Meski pada akhirnya hanya aku yang gagal untuk tetap kuat, air mataku kembali tumpah, aku menangis terisak di angkot. Cukup lama aku menangis, ah, memang aku tidak bisa sekuat mereka.
Ku pandangi Lina, ku pandangi Nida, meski mata mereka sembab, merekalah yang membuatku kembali kuat.
Tiba saatnya kami di rumahnya, rupanya dia tengah dikebumikan. Kami tidak sempat bertemu, bahkan menyolatkannya.
Hanya tanah yang kini bisa kami pandang. Bunga, doa kami selalu ada untukmu. Jika semuanya sudah terlambat, kami hanya memiliki doa yang tak akan pernah usang.
Keluarganya bilang, ia menghembuskan nafas terakhir di tengah malam pada pukul 12. Seumur hidupmu kau tak pernah menunjukan tangis.
Dan inilah air mata pertama dan terakhir kami untukmu.
Semasa hidupmu, kau memang suka membuat kejutan. Tapi ini bukanlah sesuatu yang lucu, Bunga. Seharusnya kami yang memberimu kejutan, dan bukan kamu.
Semoga Allah mengampuni dan memberikan tempat terindahNya untukmu. Amin.
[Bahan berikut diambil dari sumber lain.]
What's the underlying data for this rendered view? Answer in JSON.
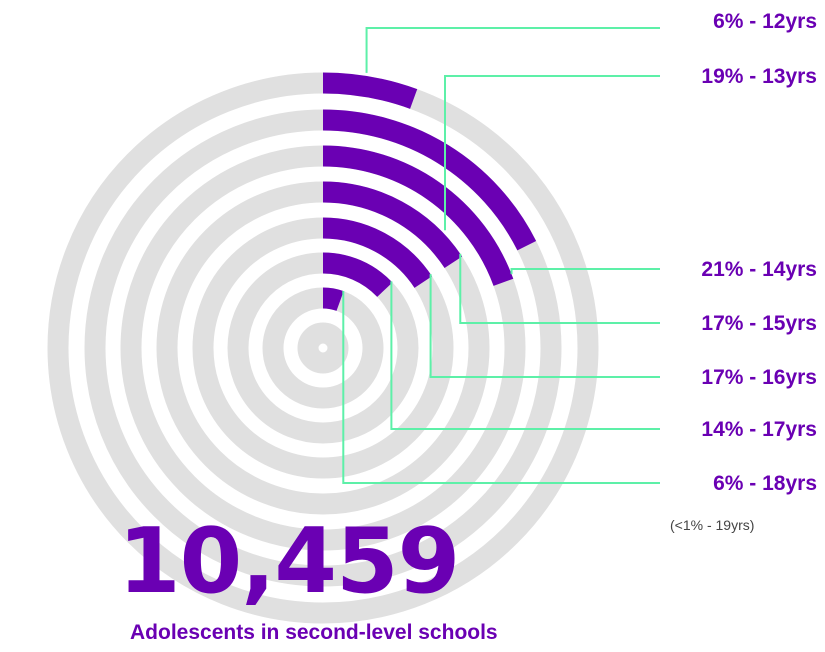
{
  "colors": {
    "accent": "#6a00b3",
    "track": "#e0e0e0",
    "leader": "#5df0a8",
    "background": "#ffffff"
  },
  "headline": {
    "value": "10,459",
    "label": "Adolescents in second-level schools"
  },
  "footnote": "(<1% - 19yrs)",
  "chart_data": {
    "type": "radial-bar",
    "series": [
      {
        "label": "6% - 12yrs",
        "age": 12,
        "percent": 6
      },
      {
        "label": "19% - 13yrs",
        "age": 13,
        "percent": 19
      },
      {
        "label": "21% - 14yrs",
        "age": 14,
        "percent": 21
      },
      {
        "label": "17% - 15yrs",
        "age": 15,
        "percent": 17
      },
      {
        "label": "17% - 16yrs",
        "age": 16,
        "percent": 17
      },
      {
        "label": "14% - 17yrs",
        "age": 17,
        "percent": 14
      },
      {
        "label": "6% - 18yrs",
        "age": 18,
        "percent": 6
      }
    ],
    "scale_max_percent": 21
  }
}
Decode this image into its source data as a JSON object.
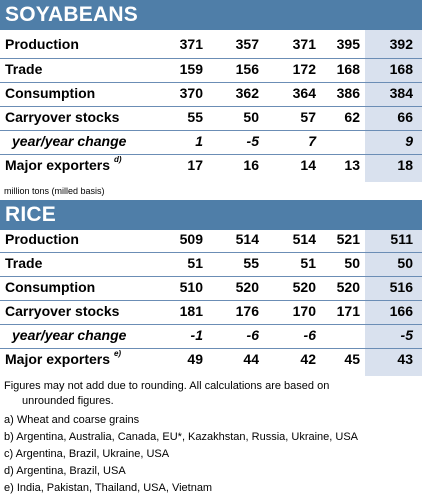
{
  "soy": {
    "title": "SOYABEANS",
    "rows": [
      {
        "label": "Production",
        "values": [
          "371",
          "357",
          "371",
          "395",
          "392"
        ]
      },
      {
        "label": "Trade",
        "values": [
          "159",
          "156",
          "172",
          "168",
          "168"
        ]
      },
      {
        "label": "Consumption",
        "values": [
          "370",
          "362",
          "364",
          "386",
          "384"
        ]
      },
      {
        "label": "Carryover stocks",
        "values": [
          "55",
          "50",
          "57",
          "62",
          "66"
        ]
      },
      {
        "label": "year/year change",
        "values": [
          "1",
          "-5",
          "7",
          "",
          "9"
        ]
      },
      {
        "label": "Major exporters",
        "sup": "d)",
        "values": [
          "17",
          "16",
          "14",
          "13",
          "18"
        ]
      }
    ]
  },
  "unit_note": "million tons (milled basis)",
  "rice": {
    "title": "RICE",
    "rows": [
      {
        "label": "Production",
        "values": [
          "509",
          "514",
          "514",
          "521",
          "511"
        ]
      },
      {
        "label": "Trade",
        "values": [
          "51",
          "55",
          "51",
          "50",
          "50"
        ]
      },
      {
        "label": "Consumption",
        "values": [
          "510",
          "520",
          "520",
          "520",
          "516"
        ]
      },
      {
        "label": "Carryover stocks",
        "values": [
          "181",
          "176",
          "170",
          "171",
          "166"
        ]
      },
      {
        "label": "year/year change",
        "values": [
          "-1",
          "-6",
          "-6",
          "",
          "-5"
        ]
      },
      {
        "label": "Major exporters",
        "sup": "e)",
        "values": [
          "49",
          "44",
          "42",
          "45",
          "43"
        ]
      }
    ]
  },
  "footnotes": {
    "line1": "Figures may not add due to rounding. All calculations are based on",
    "line2": "unrounded figures.",
    "a": "a) Wheat and coarse grains",
    "b": "b) Argentina, Australia, Canada, EU*, Kazakhstan, Russia, Ukraine, USA",
    "c": "c) Argentina, Brazil, Ukraine, USA",
    "d": "d) Argentina, Brazil, USA",
    "e": "e) India, Pakistan, Thailand, USA, Vietnam"
  }
}
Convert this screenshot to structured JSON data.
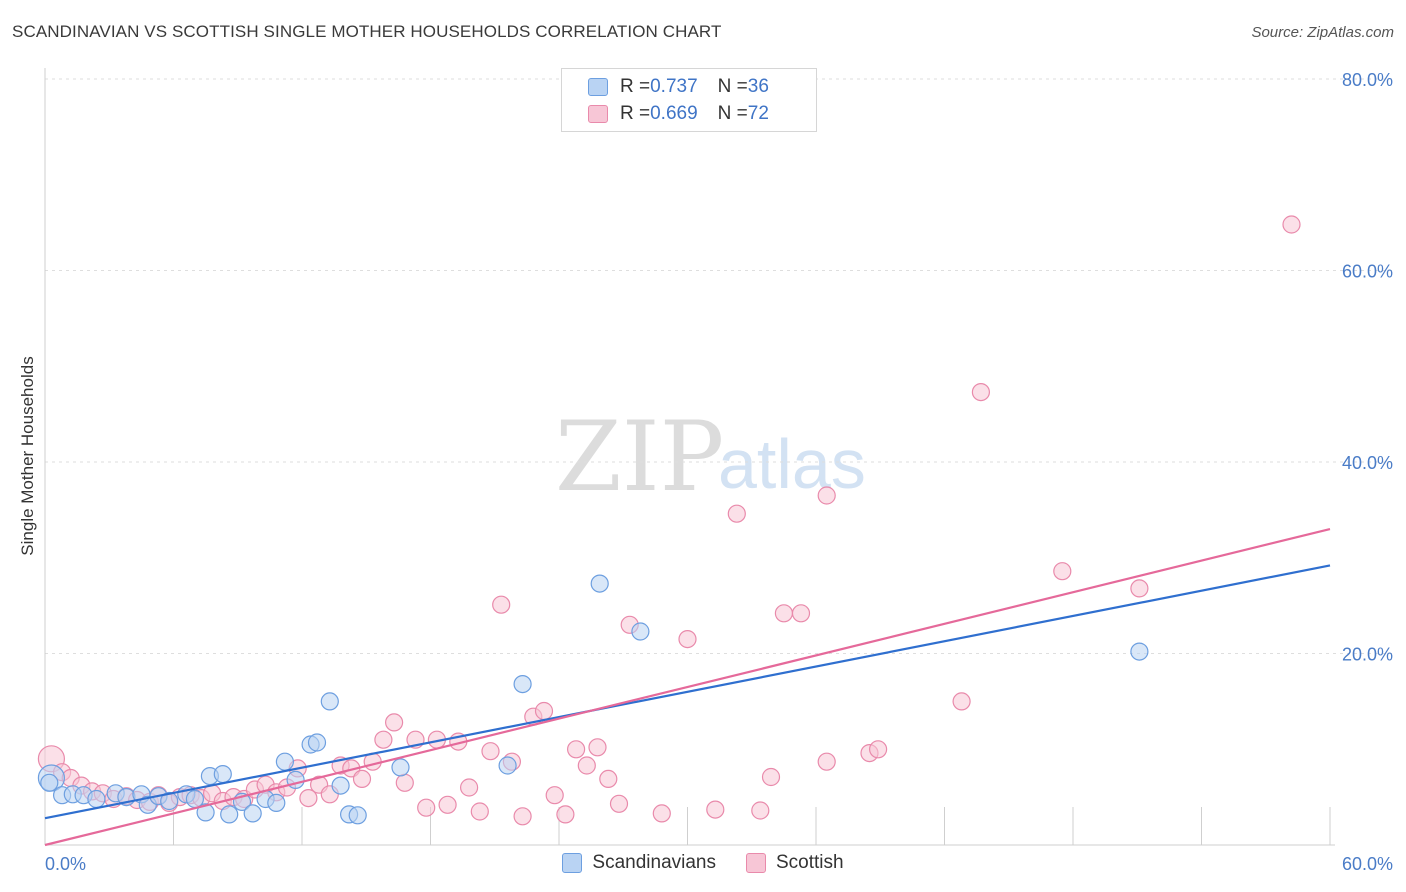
{
  "header": {
    "title": "SCANDINAVIAN VS SCOTTISH SINGLE MOTHER HOUSEHOLDS CORRELATION CHART",
    "source": "Source: ZipAtlas.com"
  },
  "watermark": {
    "zip": "ZIP",
    "atlas": "atlas"
  },
  "legend": {
    "rows": [
      {
        "r_label": "R = ",
        "r_value": "0.737",
        "n_label": "N = ",
        "n_value": "36"
      },
      {
        "r_label": "R = ",
        "r_value": "0.669",
        "n_label": "N = ",
        "n_value": "72"
      }
    ]
  },
  "bottom_legend": {
    "scandinavians": "Scandinavians",
    "scottish": "Scottish"
  },
  "colors": {
    "blue_fill": "#b9d3f3",
    "blue_stroke": "#6d9fe0",
    "blue_line": "#2f6fcf",
    "pink_fill": "#f7c6d6",
    "pink_stroke": "#e98aab",
    "pink_line": "#e5699a",
    "tick_text": "#4a7cc7"
  },
  "chart_data": {
    "type": "scatter",
    "title": "SCANDINAVIAN VS SCOTTISH SINGLE MOTHER HOUSEHOLDS CORRELATION CHART",
    "xlabel": "",
    "ylabel": "Single Mother Households",
    "xlim": [
      0,
      60
    ],
    "ylim": [
      0,
      80
    ],
    "x_tick_labels": [
      "0.0%",
      "60.0%"
    ],
    "y_ticks": [
      20,
      40,
      60,
      80
    ],
    "y_tick_labels": [
      "20.0%",
      "40.0%",
      "60.0%",
      "80.0%"
    ],
    "grid": true,
    "legend_position": "top-center",
    "series": [
      {
        "name": "Scandinavians",
        "r": 0.737,
        "n": 36,
        "trend": {
          "x": [
            0,
            60
          ],
          "y": [
            2.8,
            29.2
          ]
        },
        "points": [
          [
            0.3,
            7.0
          ],
          [
            0.8,
            5.2
          ],
          [
            1.3,
            5.3
          ],
          [
            1.8,
            5.2
          ],
          [
            2.4,
            4.8
          ],
          [
            3.3,
            5.4
          ],
          [
            3.8,
            5.0
          ],
          [
            4.5,
            5.3
          ],
          [
            4.8,
            4.2
          ],
          [
            5.3,
            5.1
          ],
          [
            5.8,
            4.6
          ],
          [
            6.6,
            5.3
          ],
          [
            7.0,
            4.8
          ],
          [
            7.5,
            3.4
          ],
          [
            7.7,
            7.2
          ],
          [
            8.3,
            7.4
          ],
          [
            8.6,
            3.2
          ],
          [
            9.2,
            4.5
          ],
          [
            9.7,
            3.3
          ],
          [
            10.3,
            4.8
          ],
          [
            10.8,
            4.4
          ],
          [
            11.2,
            8.7
          ],
          [
            11.7,
            6.8
          ],
          [
            12.4,
            10.5
          ],
          [
            12.7,
            10.7
          ],
          [
            13.3,
            15.0
          ],
          [
            13.8,
            6.2
          ],
          [
            14.2,
            3.2
          ],
          [
            14.6,
            3.1
          ],
          [
            16.6,
            8.1
          ],
          [
            21.6,
            8.3
          ],
          [
            22.3,
            16.8
          ],
          [
            25.9,
            27.3
          ],
          [
            27.8,
            22.3
          ],
          [
            51.1,
            20.2
          ],
          [
            0.2,
            6.5
          ]
        ]
      },
      {
        "name": "Scottish",
        "r": 0.669,
        "n": 72,
        "trend": {
          "x": [
            0,
            60
          ],
          "y": [
            0.0,
            33.0
          ]
        },
        "points": [
          [
            0.3,
            9.0
          ],
          [
            0.8,
            7.6
          ],
          [
            1.2,
            7.0
          ],
          [
            1.7,
            6.2
          ],
          [
            2.2,
            5.6
          ],
          [
            2.7,
            5.4
          ],
          [
            3.2,
            4.8
          ],
          [
            3.8,
            5.1
          ],
          [
            4.3,
            4.7
          ],
          [
            4.9,
            4.5
          ],
          [
            5.3,
            5.2
          ],
          [
            5.8,
            4.4
          ],
          [
            6.3,
            5.0
          ],
          [
            6.8,
            5.2
          ],
          [
            7.3,
            4.9
          ],
          [
            7.8,
            5.4
          ],
          [
            8.3,
            4.6
          ],
          [
            8.8,
            5.0
          ],
          [
            9.3,
            4.8
          ],
          [
            9.8,
            5.8
          ],
          [
            10.3,
            6.3
          ],
          [
            10.8,
            5.5
          ],
          [
            11.3,
            6.0
          ],
          [
            11.8,
            8.0
          ],
          [
            12.3,
            4.9
          ],
          [
            12.8,
            6.3
          ],
          [
            13.3,
            5.3
          ],
          [
            13.8,
            8.3
          ],
          [
            14.3,
            8.0
          ],
          [
            14.8,
            6.9
          ],
          [
            15.3,
            8.7
          ],
          [
            15.8,
            11.0
          ],
          [
            16.3,
            12.8
          ],
          [
            16.8,
            6.5
          ],
          [
            17.3,
            11.0
          ],
          [
            17.8,
            3.9
          ],
          [
            18.3,
            11.0
          ],
          [
            18.8,
            4.2
          ],
          [
            19.3,
            10.8
          ],
          [
            19.8,
            6.0
          ],
          [
            20.3,
            3.5
          ],
          [
            20.8,
            9.8
          ],
          [
            21.3,
            25.1
          ],
          [
            21.8,
            8.7
          ],
          [
            22.3,
            3.0
          ],
          [
            22.8,
            13.4
          ],
          [
            23.3,
            14.0
          ],
          [
            23.8,
            5.2
          ],
          [
            24.3,
            3.2
          ],
          [
            24.8,
            10.0
          ],
          [
            25.3,
            8.3
          ],
          [
            25.8,
            10.2
          ],
          [
            26.3,
            6.9
          ],
          [
            26.8,
            4.3
          ],
          [
            27.3,
            23.0
          ],
          [
            28.8,
            3.3
          ],
          [
            30.0,
            21.5
          ],
          [
            31.3,
            3.7
          ],
          [
            32.3,
            34.6
          ],
          [
            33.4,
            3.6
          ],
          [
            33.9,
            7.1
          ],
          [
            34.5,
            24.2
          ],
          [
            35.3,
            24.2
          ],
          [
            36.5,
            8.7
          ],
          [
            36.5,
            36.5
          ],
          [
            38.5,
            9.6
          ],
          [
            38.9,
            10.0
          ],
          [
            42.8,
            15.0
          ],
          [
            43.7,
            47.3
          ],
          [
            47.5,
            28.6
          ],
          [
            51.1,
            26.8
          ],
          [
            58.2,
            64.8
          ]
        ]
      }
    ]
  }
}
Purna waktu memukul kami. Saat sebuah kenyataan mengusik bayang temu yang sepertinya indah. Tulang belulang ini tiba-tiba remuk. Seolah tak ada penyangga untuk kami bisa berdiri dengan kuat. Bayangan tentang, senyumannya saat melihat kehadiran kami, menjadi gelap. Semuanya kedap oleh tangisan. Benarkah ini? Rasanya kami masih tidak percaya. Dalam lemah lunglainya batin ini, namun kami tetap bisa berjalan, dengan terburu-buru entah kekuatan darimana, kami berharap tidak sungguh-sungguh terlambat. Kami terlambat. Kami datang untuk menjenguknya, bukan untuk takziah. Kalau begitu kami harus sempat menyolatinya. Tapi semuanya terlambat. Ia sudah dikebumikan. Apa yang terjadi ini, apa maksudnya? Kami datang untuk melihat senyumnya, tapi takdir malah membuat kami melihat tanah yang menutupinya. Jikasanya waktu bisa mundur, kami akan datang lebih cepat, mungkin kami masih sempat melihat wajahnya untuk kali terakhir. Ia menghembuskan nafas terakhirnya di malam sebelum kami bermaksud menengoknya di keesokan hari. Dalam kegelapan tangis ini, kami berusaha mencari setitik saja cahaya. Sepertinya kami tetap harus bersyukur. Mungkin mendiang sahabat kami tetap bahagia karena kami bisa mendoakan di tempat kediamannya yang terakhir.